Accepted Name Species: Guizotia scabra
Accepted Name Family: Asteraceae
Warnings: Ambiguous match
ah, that's from their website, not from taxize
email to maintainer sent
There are at least two issues that came into play. I'll try to unpack them:
As Scott pointed out, when one searches Guizotia schultzii via the tnrs web interface, the results is different from the taxosaurus call. Namely, the web interface finds an accepted synonym whereas the taxosaurus API call returns an empty accepted name. The reason for this discrepancy rests on the fact that the taxosaurus API only queries the tropicos list, not all the sources. The match retrieved via the web interface is from GCC.

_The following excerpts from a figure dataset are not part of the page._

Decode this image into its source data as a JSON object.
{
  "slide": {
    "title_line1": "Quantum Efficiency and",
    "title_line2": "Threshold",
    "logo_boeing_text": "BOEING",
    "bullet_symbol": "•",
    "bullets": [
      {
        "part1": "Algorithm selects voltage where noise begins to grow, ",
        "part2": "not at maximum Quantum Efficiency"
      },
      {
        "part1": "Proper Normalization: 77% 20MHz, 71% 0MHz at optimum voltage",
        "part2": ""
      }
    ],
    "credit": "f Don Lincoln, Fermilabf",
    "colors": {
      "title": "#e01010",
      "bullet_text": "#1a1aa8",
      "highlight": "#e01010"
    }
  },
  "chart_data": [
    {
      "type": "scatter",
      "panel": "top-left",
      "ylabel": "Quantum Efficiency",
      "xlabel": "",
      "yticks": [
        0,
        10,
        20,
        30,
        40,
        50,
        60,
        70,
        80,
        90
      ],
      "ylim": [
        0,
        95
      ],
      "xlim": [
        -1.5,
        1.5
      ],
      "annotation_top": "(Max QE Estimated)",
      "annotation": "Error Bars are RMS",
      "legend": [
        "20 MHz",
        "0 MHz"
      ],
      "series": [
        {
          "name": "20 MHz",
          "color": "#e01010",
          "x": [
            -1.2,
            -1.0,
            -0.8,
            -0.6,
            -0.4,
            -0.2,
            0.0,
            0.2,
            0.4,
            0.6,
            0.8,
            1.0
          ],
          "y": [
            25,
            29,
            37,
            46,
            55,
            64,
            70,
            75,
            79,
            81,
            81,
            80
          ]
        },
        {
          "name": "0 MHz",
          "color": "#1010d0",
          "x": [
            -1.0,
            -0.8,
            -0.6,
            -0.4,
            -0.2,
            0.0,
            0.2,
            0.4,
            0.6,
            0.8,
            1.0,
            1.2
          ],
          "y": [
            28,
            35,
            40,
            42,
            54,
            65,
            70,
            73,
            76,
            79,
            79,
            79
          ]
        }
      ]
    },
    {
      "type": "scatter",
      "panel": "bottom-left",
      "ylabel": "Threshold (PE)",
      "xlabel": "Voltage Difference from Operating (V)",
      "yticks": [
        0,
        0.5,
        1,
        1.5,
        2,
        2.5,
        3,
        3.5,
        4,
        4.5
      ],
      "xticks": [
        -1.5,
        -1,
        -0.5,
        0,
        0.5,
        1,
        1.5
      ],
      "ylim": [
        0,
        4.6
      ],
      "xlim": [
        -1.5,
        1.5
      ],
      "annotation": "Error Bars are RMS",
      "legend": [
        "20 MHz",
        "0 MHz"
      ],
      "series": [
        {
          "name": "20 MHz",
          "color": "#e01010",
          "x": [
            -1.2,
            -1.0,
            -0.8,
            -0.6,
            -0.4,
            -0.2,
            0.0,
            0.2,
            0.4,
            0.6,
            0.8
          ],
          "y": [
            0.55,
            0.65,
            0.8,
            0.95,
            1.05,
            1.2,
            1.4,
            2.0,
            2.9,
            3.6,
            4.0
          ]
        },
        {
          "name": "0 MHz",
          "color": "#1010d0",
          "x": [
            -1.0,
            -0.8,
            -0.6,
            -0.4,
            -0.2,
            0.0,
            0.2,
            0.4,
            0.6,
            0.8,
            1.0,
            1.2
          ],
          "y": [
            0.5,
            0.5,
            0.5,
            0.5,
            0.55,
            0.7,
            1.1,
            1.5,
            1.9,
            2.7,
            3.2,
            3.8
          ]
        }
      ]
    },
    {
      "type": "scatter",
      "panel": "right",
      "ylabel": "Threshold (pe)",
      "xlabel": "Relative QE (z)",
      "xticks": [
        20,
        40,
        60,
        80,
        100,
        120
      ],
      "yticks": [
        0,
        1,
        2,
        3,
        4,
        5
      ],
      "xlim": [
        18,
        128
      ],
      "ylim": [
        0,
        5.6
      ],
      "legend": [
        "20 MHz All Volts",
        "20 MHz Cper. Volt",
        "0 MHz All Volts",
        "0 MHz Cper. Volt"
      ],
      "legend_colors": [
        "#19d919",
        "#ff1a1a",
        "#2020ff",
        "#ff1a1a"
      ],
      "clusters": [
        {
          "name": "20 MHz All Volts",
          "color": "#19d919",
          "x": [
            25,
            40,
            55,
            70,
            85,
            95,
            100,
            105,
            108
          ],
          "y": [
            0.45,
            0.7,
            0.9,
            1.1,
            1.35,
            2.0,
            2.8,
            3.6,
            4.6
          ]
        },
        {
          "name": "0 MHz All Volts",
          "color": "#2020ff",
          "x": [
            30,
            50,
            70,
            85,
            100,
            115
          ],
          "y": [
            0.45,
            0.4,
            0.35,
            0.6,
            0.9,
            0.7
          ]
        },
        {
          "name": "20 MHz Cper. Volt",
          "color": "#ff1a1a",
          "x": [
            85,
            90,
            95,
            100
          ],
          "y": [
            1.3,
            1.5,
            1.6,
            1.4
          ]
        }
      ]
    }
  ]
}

The tnrs follows a two step process: name scrubbing followed by taxonomic resolution. In the first step, the input string is parsed into its components (family, genus, species, subspecies, authors etc) and each component is then matched to a list of known strings within the appropriate category (aka "known names"). For every component, a score based on the string similarity (Levenshtein distance) is reported. The component scores are then summarized into a single "Overall score", that indicates how close the submitted name is to a "known name" (matched name). The taxonomic status of the matching name has no impact on the score. Only at that point, the tnrs runs the second stage and queries various taxonomic sources to assess the taxonomic status of a "matched name" and, if appropriate, returns whatever name the source considers to be accepted. In this case, you are seeing a score of 1 for the match, indicating that Guizotia schultzii is the best match in the database. However, because the taxonomic status is "No opinion" (according to that particular Tropicos snapshot), the "Accepted name" field is empty.
The TNRS relies on imported versions of the underlying databases and unfortunately those tend to get (badly) out of sync from the corresponding live version, which makes it very difficult to track the source of the problem
I'm painfully aware that this is far from an ideal situation and honestly, the TNRS could use a rewrite from the ground up in order to address these and other issues. Unfortunately, I don't have the resources to do so.
@nmatasci thanks for your input!
The match retrieved via the web interface is from GCC
what is GCC?
@kamapu does the answer above clear things up for you?
It's one of the curated sources the TNRS uses to resolve valid names, the Global Compositae Checklist. One of the idea behind the TNRS was to be able for a user to rank the order of its sources according to their (subjective) preference, so that "lower quality" sources are only used to resolve names that are not found in the better sources. That said, we had to use a default ranking and we prioritized manually curated, clade specific lists.
thanks for clarification @nmatasci
@kamapu does the answer above clear things up for you?
I know, it may be just a small detail, but submitting the following query I got apparently no matching with the database for Guizotia schultzii:
In such a case I would expect to have an empty cell for the column
matchedname
(as in the case ofacceptedname
) and a value 0 in the columnscore
. The later could be very helpful when deciding to accept or reject the suggested names using the score value as criterion.